Uninsured emergency department visits down after Medicaid expansion

June 20, 2017

Adapted from a Vanderbilt University Medical Center news release.

Fewer uninsured patients are walking through the doors of emergency departments in states that expanded Medicaid coverage under the Affordable Care Act, even though the total number of visits has increased since 2014, according to an Annals of Emergency Medicine study released today.

Lead author Sayeh Nikpay, Ph.D., assistant professor of Health Policy at Vanderbilt University Medical Center and former fellow at the University of Michigan Institute for Healthcare Policy and Innovation, said the increase was “modest,” with 2.5 more emergency department visits per 1,000 people in states that expanded Medicaid coverage under the ACA.

Uninsured care for those patients decreased by 5.3 percent during that same period after 2014, she said.

“Our results suggest that the coverage part of the ACA Medicaid expansion is working,” Nikpay said. “People who need care can access care. However, it isn’t surprising that emergency department visits didn’t fall because even if you gained Medicaid coverage, the ACA did little to make primary care more accessible, for example, offering evening and weekend hours.”

Senior author Thomas Buchmueller, Ph.D., a professor in the U-M Ross School of Business, notes, “Although Michigan is not one of the states in the emergency department data that was used in this study, the main result — a decline in uninsured patients and an increase in insured patients — corresponds with what we have seen regarding inpatient admissions since the Healthy Michigan Plan was launched.” (Read about the 2016 study of this issue, by an IHPI-based team.)
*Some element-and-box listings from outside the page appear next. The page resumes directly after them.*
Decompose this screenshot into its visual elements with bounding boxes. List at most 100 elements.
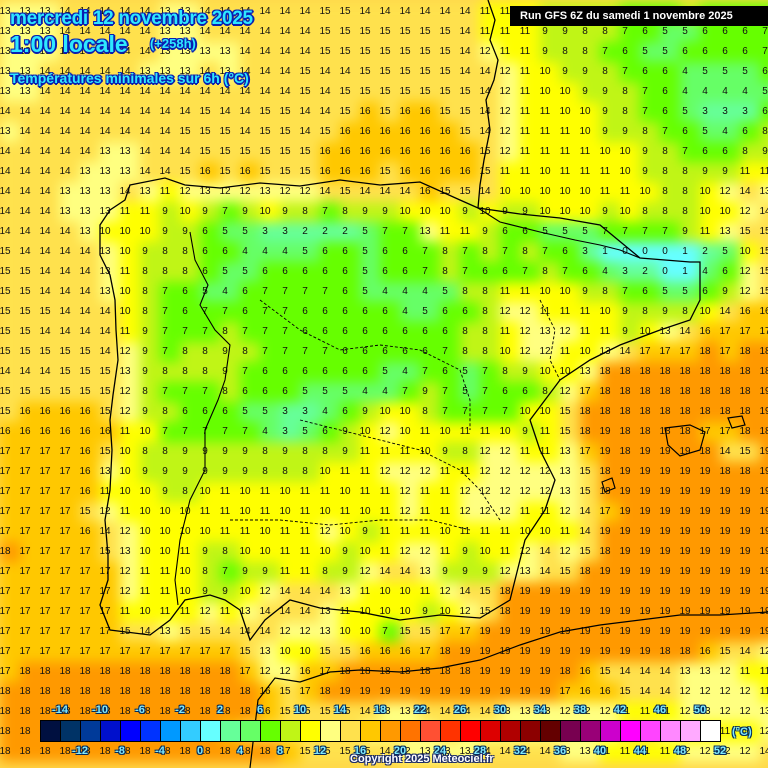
field-cell <box>560 542 580 562</box>
legend-swatch <box>221 721 241 741</box>
field-cell <box>400 382 420 402</box>
field-cell <box>400 82 420 102</box>
field-cell <box>400 302 420 322</box>
field-cell <box>560 442 580 462</box>
legend-swatch <box>621 721 641 741</box>
field-cell <box>40 22 60 42</box>
field-cell <box>600 22 620 42</box>
field-cell <box>740 22 760 42</box>
field-cell <box>240 502 260 522</box>
field-cell <box>180 622 200 642</box>
field-cell <box>660 362 680 382</box>
field-cell <box>480 502 500 522</box>
field-cell <box>740 102 760 122</box>
field-cell <box>180 402 200 422</box>
field-cell <box>120 582 140 602</box>
field-cell <box>640 562 660 582</box>
field-cell <box>340 342 360 362</box>
field-cell <box>360 22 380 42</box>
field-cell <box>540 442 560 462</box>
field-cell <box>760 402 768 422</box>
field-cell <box>500 402 520 422</box>
field-cell <box>0 202 20 222</box>
field-cell <box>0 142 20 162</box>
field-cell <box>720 342 740 362</box>
field-cell <box>740 502 760 522</box>
field-cell <box>20 262 40 282</box>
field-cell <box>320 382 340 402</box>
field-cell <box>80 2 100 22</box>
field-cell <box>120 342 140 362</box>
field-cell <box>560 482 580 502</box>
field-cell <box>200 542 220 562</box>
field-cell <box>740 422 760 442</box>
field-cell <box>380 242 400 262</box>
field-cell <box>520 602 540 622</box>
field-cell <box>40 102 60 122</box>
field-cell <box>180 122 200 142</box>
field-cell <box>240 22 260 42</box>
field-cell <box>420 162 440 182</box>
field-cell <box>640 462 660 482</box>
field-cell <box>520 42 540 62</box>
field-cell <box>260 142 280 162</box>
field-cell <box>580 482 600 502</box>
field-cell <box>300 102 320 122</box>
field-cell <box>20 442 40 462</box>
field-cell <box>280 322 300 342</box>
field-cell <box>260 382 280 402</box>
field-cell <box>160 102 180 122</box>
field-cell <box>620 502 640 522</box>
field-cell <box>640 42 660 62</box>
color-scale-legend <box>40 720 721 742</box>
field-cell <box>600 42 620 62</box>
field-cell <box>100 102 120 122</box>
field-cell <box>180 22 200 42</box>
field-cell <box>360 482 380 502</box>
field-cell <box>280 342 300 362</box>
field-cell <box>280 242 300 262</box>
field-cell <box>180 322 200 342</box>
field-cell <box>320 242 340 262</box>
field-cell <box>760 542 768 562</box>
field-cell <box>60 162 80 182</box>
field-cell <box>0 362 20 382</box>
field-cell <box>180 342 200 362</box>
field-cell <box>440 302 460 322</box>
field-cell <box>480 282 500 302</box>
field-cell <box>760 522 768 542</box>
field-cell <box>160 462 180 482</box>
legend-swatch <box>81 721 101 741</box>
field-cell <box>680 242 700 262</box>
field-cell <box>620 382 640 402</box>
field-cell <box>40 402 60 422</box>
field-cell <box>620 422 640 442</box>
field-cell <box>580 322 600 342</box>
field-cell <box>260 362 280 382</box>
field-cell <box>280 442 300 462</box>
field-cell <box>720 202 740 222</box>
field-cell <box>600 362 620 382</box>
field-cell <box>0 602 20 622</box>
field-cell <box>100 442 120 462</box>
field-cell <box>540 302 560 322</box>
field-cell <box>40 322 60 342</box>
field-cell <box>180 582 200 602</box>
field-cell <box>60 62 80 82</box>
field-cell <box>220 302 240 322</box>
legend-swatch <box>681 721 701 741</box>
field-cell <box>480 462 500 482</box>
field-cell <box>620 342 640 362</box>
field-cell <box>520 282 540 302</box>
legend-swatch <box>341 721 361 741</box>
field-cell <box>140 142 160 162</box>
field-cell <box>640 62 660 82</box>
field-cell <box>760 282 768 302</box>
field-cell <box>180 462 200 482</box>
field-cell <box>420 322 440 342</box>
field-cell <box>380 422 400 442</box>
field-cell <box>440 142 460 162</box>
field-cell <box>640 202 660 222</box>
field-cell <box>400 2 420 22</box>
field-cell <box>300 62 320 82</box>
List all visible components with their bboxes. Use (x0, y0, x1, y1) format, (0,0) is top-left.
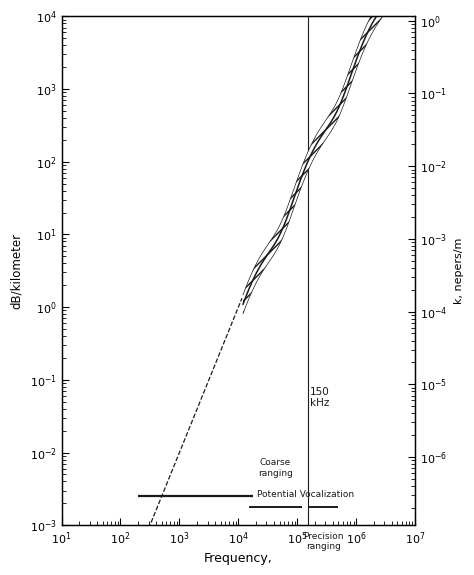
Text: 150
kHz: 150 kHz (310, 387, 329, 408)
X-axis label: Frequency,: Frequency, (204, 552, 273, 565)
Y-axis label: dB/kilometer: dB/kilometer (10, 233, 23, 309)
Text: Potential Vocalization: Potential Vocalization (257, 490, 354, 499)
Text: Coarse
ranging: Coarse ranging (258, 458, 293, 478)
Text: Precision
ranging: Precision ranging (303, 532, 343, 551)
Y-axis label: k, nepers/m: k, nepers/m (454, 237, 464, 304)
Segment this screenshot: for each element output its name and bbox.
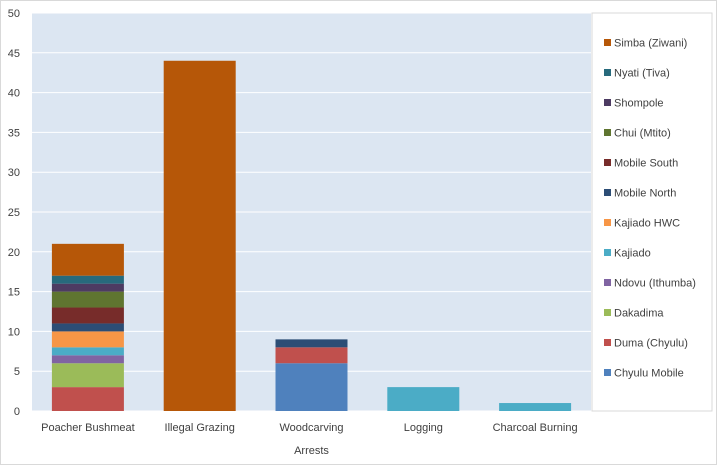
legend-box xyxy=(591,12,713,412)
x-tick-label: Logging xyxy=(404,422,443,434)
legend-label: Dakadima xyxy=(614,308,664,320)
x-tick-label: Poacher Bushmeat xyxy=(41,422,135,434)
legend-swatch xyxy=(604,249,611,256)
bar-segment-chui-mtito xyxy=(51,291,124,308)
bar-segment-duma-chyulu xyxy=(51,387,124,411)
y-tick-label: 50 xyxy=(8,8,20,20)
bar-segment-ndovu-ithumba xyxy=(51,355,124,364)
legend-swatch xyxy=(604,129,611,136)
legend-swatch xyxy=(604,39,611,46)
legend-swatch xyxy=(604,99,611,106)
y-tick-label: 0 xyxy=(14,406,20,418)
legend-swatch xyxy=(604,279,611,286)
legend-label: Chui (Mtito) xyxy=(614,128,671,140)
y-tick-label: 35 xyxy=(8,127,20,139)
legend-label: Simba (Ziwani) xyxy=(614,38,687,50)
bar-segment-kajiado-hwc xyxy=(51,331,124,348)
y-tick-label: 30 xyxy=(8,167,20,179)
x-tick-label: Charcoal Burning xyxy=(493,422,578,434)
legend-swatch xyxy=(604,159,611,166)
y-tick-label: 15 xyxy=(8,287,20,299)
bar-segment-dakadima xyxy=(51,363,124,388)
x-axis-title: Arrests xyxy=(294,445,329,457)
legend-swatch xyxy=(604,309,611,316)
bar-segment-kajiado xyxy=(499,403,572,411)
y-tick-label: 5 xyxy=(14,366,20,378)
bar-segment-simba-ziwani xyxy=(163,60,236,411)
gridlines xyxy=(32,12,591,412)
legend-label: Nyati (Tiva) xyxy=(614,68,670,80)
bar-segment-simba-ziwani xyxy=(51,243,124,276)
bars xyxy=(51,60,572,411)
legend: Simba (Ziwani) Nyati (Tiva) Shompole Chui (… xyxy=(604,38,696,380)
bar-segment-duma-chyulu xyxy=(275,347,348,364)
bar-segment-mobile-north xyxy=(275,339,348,348)
legend-swatch xyxy=(604,219,611,226)
bar-segment-nyati-tiva xyxy=(51,275,124,284)
y-axis-ticks: 0 5 10 15 20 25 30 35 40 45 50 xyxy=(8,8,20,418)
legend-label: Kajiado xyxy=(614,248,651,260)
legend-swatch xyxy=(604,69,611,76)
legend-label: Ndovu (Ithumba) xyxy=(614,278,696,290)
legend-label: Chyulu Mobile xyxy=(614,368,684,380)
x-tick-label: Woodcarving xyxy=(280,422,344,434)
bar-segment-mobile-south xyxy=(51,307,124,324)
y-tick-label: 45 xyxy=(8,48,20,60)
legend-swatch xyxy=(604,369,611,376)
legend-label: Kajiado HWC xyxy=(614,218,680,230)
bar-segment-shompole xyxy=(51,283,124,292)
legend-swatch xyxy=(604,189,611,196)
legend-label: Duma (Chyulu) xyxy=(614,338,688,350)
legend-label: Shompole xyxy=(614,98,664,110)
legend-label: Mobile South xyxy=(614,158,678,170)
y-tick-label: 10 xyxy=(8,326,20,338)
legend-label: Mobile North xyxy=(614,188,676,200)
y-tick-label: 40 xyxy=(8,88,20,100)
bar-segment-chyulu-mobile xyxy=(275,363,348,411)
y-tick-label: 20 xyxy=(8,247,20,259)
x-tick-label: Illegal Grazing xyxy=(165,422,235,434)
x-axis-ticks: Poacher Bushmeat Illegal Grazing Woodcarvi… xyxy=(41,422,577,434)
y-tick-label: 25 xyxy=(8,207,20,219)
bar-segment-mobile-north xyxy=(51,323,124,332)
bar-segment-kajiado xyxy=(51,347,124,356)
bar-segment-kajiado xyxy=(387,387,460,411)
legend-swatch xyxy=(604,339,611,346)
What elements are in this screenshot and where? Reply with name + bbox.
The study analyzed patient visits in 25 states — 14 that expanded Medicaid coverage and 11 that did not — and found the share of visits covered by private insurance remained constant for expansion states and increased by several percentage points for non-expansion states.

Gains in insurance coverage in non-expansion states were almost entirely in the form of private coverage, not Medicaid.

“Medicaid expansion had a larger impact on the health care system in places where more people were expected to gain coverage,” Nikpay said. “The share of emergency department visits covered by Medicaid increased by 8.8 percentage points in expansion states, as compared to non-expansion states.

“The change in total visits was twice as large in Kentucky, where most childless adults were ineligible for Medicaid at any income level before 2014, as compared to Hawaii, where childless adults were already eligible for Medicaid above the poverty line,” she said.

In addition to Nikpay, the paper’s authors are Thomas Buchmueller, Ph.D., of the U-M Ross School of Business, Helen Levy, Ph.D. of the Institute for Social Research and Ford School of Public Policy, and Seth Freedman, Ph.D., a former Robert Wood Johnson scholar at U-M who is now at Indiana University.